My mentor convinced me to apply to business school, and when he asked why I wouldn't apply to Wharton, I said, "too quantitative." I was scared. But he convinced me to apply, and after a crash course in Calculus, I learned that if I worked hard enough, indeed I could have success... even when my classmates were so-called quant jocks.
For me, it worked out, but for millions of kids in our education system, the ending isn't so happy. Instead, parents determine at a very young age that a child has or does not have math skills. And, I would argue, they -- we -- do the same with reading. We decide that it's one or the other, left or right brain. Instead, we can acknowledge our kids' struggles with a particular subject, while continuing to encourage and remind them that a consistent effort can make a tremendous difference, but it takes perseverance.
What do I wish my teacher had done? I wish he had told me that I could do everything my classmates were doing, but I lacked the preparation before I ever stepped foot in his classroom. If only he had instilled that confidence in me, that simple knowing that I could do better, who knows what else I might have tackled coming out of high school.
When I watch my son struggle to learn his letters slower than his classmates, I hold this story close. It's not innate.
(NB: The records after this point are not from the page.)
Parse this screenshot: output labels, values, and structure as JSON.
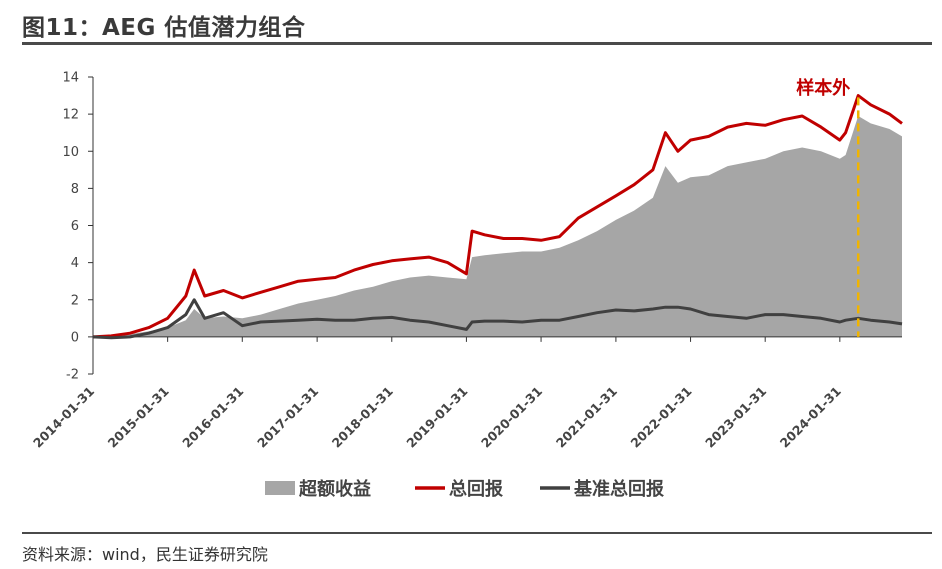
{
  "figure": {
    "title": "图11：AEG 估值潜力组合",
    "source": "资料来源：wind，民生证券研究院"
  },
  "chart_data": {
    "type": "area",
    "title": "",
    "xlabel": "",
    "ylabel": "",
    "ylim": [
      -2,
      14
    ],
    "yticks": [
      -2,
      0,
      2,
      4,
      6,
      8,
      10,
      12,
      14
    ],
    "xlim": [
      "2014-01-31",
      "2024-11-30"
    ],
    "xticks": [
      "2014-01-31",
      "2015-01-31",
      "2016-01-31",
      "2017-01-31",
      "2018-01-31",
      "2019-01-31",
      "2020-01-31",
      "2021-01-31",
      "2022-01-31",
      "2023-01-31",
      "2024-01-31"
    ],
    "grid": false,
    "legend_position": "bottom",
    "annotation": {
      "text": "样本外",
      "x": "2024-04-30",
      "color": "#c00000",
      "line_color": "#f0b400"
    },
    "series": [
      {
        "name": "超额收益",
        "type": "area",
        "color": "#a6a6a6",
        "x": [
          "2014-01-31",
          "2014-04-30",
          "2014-07-31",
          "2014-10-31",
          "2015-01-31",
          "2015-04-30",
          "2015-06-10",
          "2015-07-31",
          "2015-10-31",
          "2016-01-31",
          "2016-04-30",
          "2016-07-31",
          "2016-10-31",
          "2017-01-31",
          "2017-04-30",
          "2017-07-31",
          "2017-10-31",
          "2018-01-31",
          "2018-04-30",
          "2018-07-31",
          "2018-10-31",
          "2019-01-31",
          "2019-02-28",
          "2019-04-30",
          "2019-07-31",
          "2019-10-31",
          "2020-01-31",
          "2020-04-30",
          "2020-07-31",
          "2020-10-31",
          "2021-01-31",
          "2021-04-30",
          "2021-07-31",
          "2021-09-30",
          "2021-11-30",
          "2022-01-31",
          "2022-04-30",
          "2022-07-31",
          "2022-10-31",
          "2023-01-31",
          "2023-04-30",
          "2023-07-31",
          "2023-10-31",
          "2024-01-31",
          "2024-02-28",
          "2024-04-30",
          "2024-06-30",
          "2024-09-30",
          "2024-11-30"
        ],
        "values": [
          0,
          0.05,
          0.15,
          0.3,
          0.5,
          0.9,
          1.5,
          1.0,
          1.1,
          1.0,
          1.2,
          1.5,
          1.8,
          2.0,
          2.2,
          2.5,
          2.7,
          3.0,
          3.2,
          3.3,
          3.2,
          3.1,
          4.3,
          4.4,
          4.5,
          4.6,
          4.6,
          4.8,
          5.2,
          5.7,
          6.3,
          6.8,
          7.5,
          9.2,
          8.3,
          8.6,
          8.7,
          9.2,
          9.4,
          9.6,
          10.0,
          10.2,
          10.0,
          9.6,
          9.8,
          11.9,
          11.5,
          11.2,
          10.8
        ]
      },
      {
        "name": "总回报",
        "type": "line",
        "color": "#c00000",
        "x": [
          "2014-01-31",
          "2014-04-30",
          "2014-07-31",
          "2014-10-31",
          "2015-01-31",
          "2015-04-30",
          "2015-06-10",
          "2015-07-31",
          "2015-10-31",
          "2016-01-31",
          "2016-04-30",
          "2016-07-31",
          "2016-10-31",
          "2017-01-31",
          "2017-04-30",
          "2017-07-31",
          "2017-10-31",
          "2018-01-31",
          "2018-04-30",
          "2018-07-31",
          "2018-10-31",
          "2019-01-31",
          "2019-02-28",
          "2019-04-30",
          "2019-07-31",
          "2019-10-31",
          "2020-01-31",
          "2020-04-30",
          "2020-07-31",
          "2020-10-31",
          "2021-01-31",
          "2021-04-30",
          "2021-07-31",
          "2021-09-30",
          "2021-11-30",
          "2022-01-31",
          "2022-04-30",
          "2022-07-31",
          "2022-10-31",
          "2023-01-31",
          "2023-04-30",
          "2023-07-31",
          "2023-10-31",
          "2024-01-31",
          "2024-02-28",
          "2024-04-30",
          "2024-06-30",
          "2024-09-30",
          "2024-11-30"
        ],
        "values": [
          0,
          0.05,
          0.2,
          0.5,
          1.0,
          2.2,
          3.6,
          2.2,
          2.5,
          2.1,
          2.4,
          2.7,
          3.0,
          3.1,
          3.2,
          3.6,
          3.9,
          4.1,
          4.2,
          4.3,
          4.0,
          3.4,
          5.7,
          5.5,
          5.3,
          5.3,
          5.2,
          5.4,
          6.4,
          7.0,
          7.6,
          8.2,
          9.0,
          11.0,
          10.0,
          10.6,
          10.8,
          11.3,
          11.5,
          11.4,
          11.7,
          11.9,
          11.3,
          10.6,
          11.0,
          13.0,
          12.5,
          12.0,
          11.5
        ]
      },
      {
        "name": "基准总回报",
        "type": "line",
        "color": "#404040",
        "x": [
          "2014-01-31",
          "2014-04-30",
          "2014-07-31",
          "2014-10-31",
          "2015-01-31",
          "2015-04-30",
          "2015-06-10",
          "2015-07-31",
          "2015-10-31",
          "2016-01-31",
          "2016-04-30",
          "2016-07-31",
          "2016-10-31",
          "2017-01-31",
          "2017-04-30",
          "2017-07-31",
          "2017-10-31",
          "2018-01-31",
          "2018-04-30",
          "2018-07-31",
          "2018-10-31",
          "2019-01-31",
          "2019-02-28",
          "2019-04-30",
          "2019-07-31",
          "2019-10-31",
          "2020-01-31",
          "2020-04-30",
          "2020-07-31",
          "2020-10-31",
          "2021-01-31",
          "2021-04-30",
          "2021-07-31",
          "2021-09-30",
          "2021-11-30",
          "2022-01-31",
          "2022-04-30",
          "2022-07-31",
          "2022-10-31",
          "2023-01-31",
          "2023-04-30",
          "2023-07-31",
          "2023-10-31",
          "2024-01-31",
          "2024-02-28",
          "2024-04-30",
          "2024-06-30",
          "2024-09-30",
          "2024-11-30"
        ],
        "values": [
          0,
          -0.05,
          0,
          0.2,
          0.5,
          1.2,
          2.0,
          1.0,
          1.3,
          0.6,
          0.8,
          0.85,
          0.9,
          0.95,
          0.9,
          0.9,
          1.0,
          1.05,
          0.9,
          0.8,
          0.6,
          0.4,
          0.8,
          0.85,
          0.85,
          0.8,
          0.9,
          0.9,
          1.1,
          1.3,
          1.45,
          1.4,
          1.5,
          1.6,
          1.6,
          1.5,
          1.2,
          1.1,
          1.0,
          1.2,
          1.2,
          1.1,
          1.0,
          0.8,
          0.9,
          1.0,
          0.9,
          0.8,
          0.7
        ]
      }
    ]
  }
}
It's effort, and time, and a dedicated community of parents and teachers working together to ensure our kids reach their full potential.
Here are three things my husband and I plan to do as our children grow up:
- Acknowledge their efforts, not only their results, especially when the results are good.
- Avoid putting them in academic situations that are so challenging they become mostly discouraging.
- Never accept statement like, "I don't like ____ because I'm not good at it," and find ways to spark their interest in subjects that are more of a struggle for them.
How do you help your children reach their full potential?